A soldier lies on the ground on the lookout for the terrain and any potential enemy soldiers that might arrive. He falls asleep but luckily is not discovered by his sergeant as it would mean his death. When he awakes, he sees a mounted Confederate soldier on a ledge. He contemplates to shoot the man but finds himself morally challenged. In the end, he shoots the horse. Both the man and his horse leap off the ledge.

An officer who happens to be in the forest under the ledge looks up and sees a man on a horse, seemingly running through the sky. It shocks him and he all but passes out. When he recovers he goes searching for the man but does not find man or horse. When he returns to camp, he says nothing.
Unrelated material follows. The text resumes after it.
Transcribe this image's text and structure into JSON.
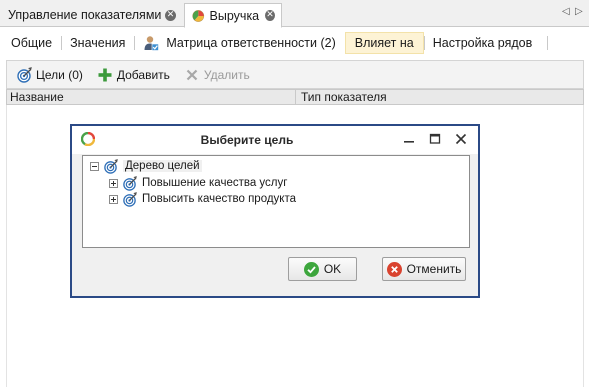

Meanwhile, a superior comes up to the soldier to ask what he's seen and the soldier tells him that he shot at a horse in order to kill the man. When asked to identify the man, he explains the man was his father and a Confederate soldier.

== Analysis ==
"A Horseman in the Sky" highlights the destructive impact of the war on a single family. The central character is a young Virginian, named Carter Druse, who decides to fight for the Union, betraying his state. He finds himself unavoidably having to kill a Confederate horseman spy, who is his father. The story cycles around the considerations and feelings of this young man. In the first version of the story, Druse, presented with an impossible choice between patriotic duty and filial obedience, loses his mind.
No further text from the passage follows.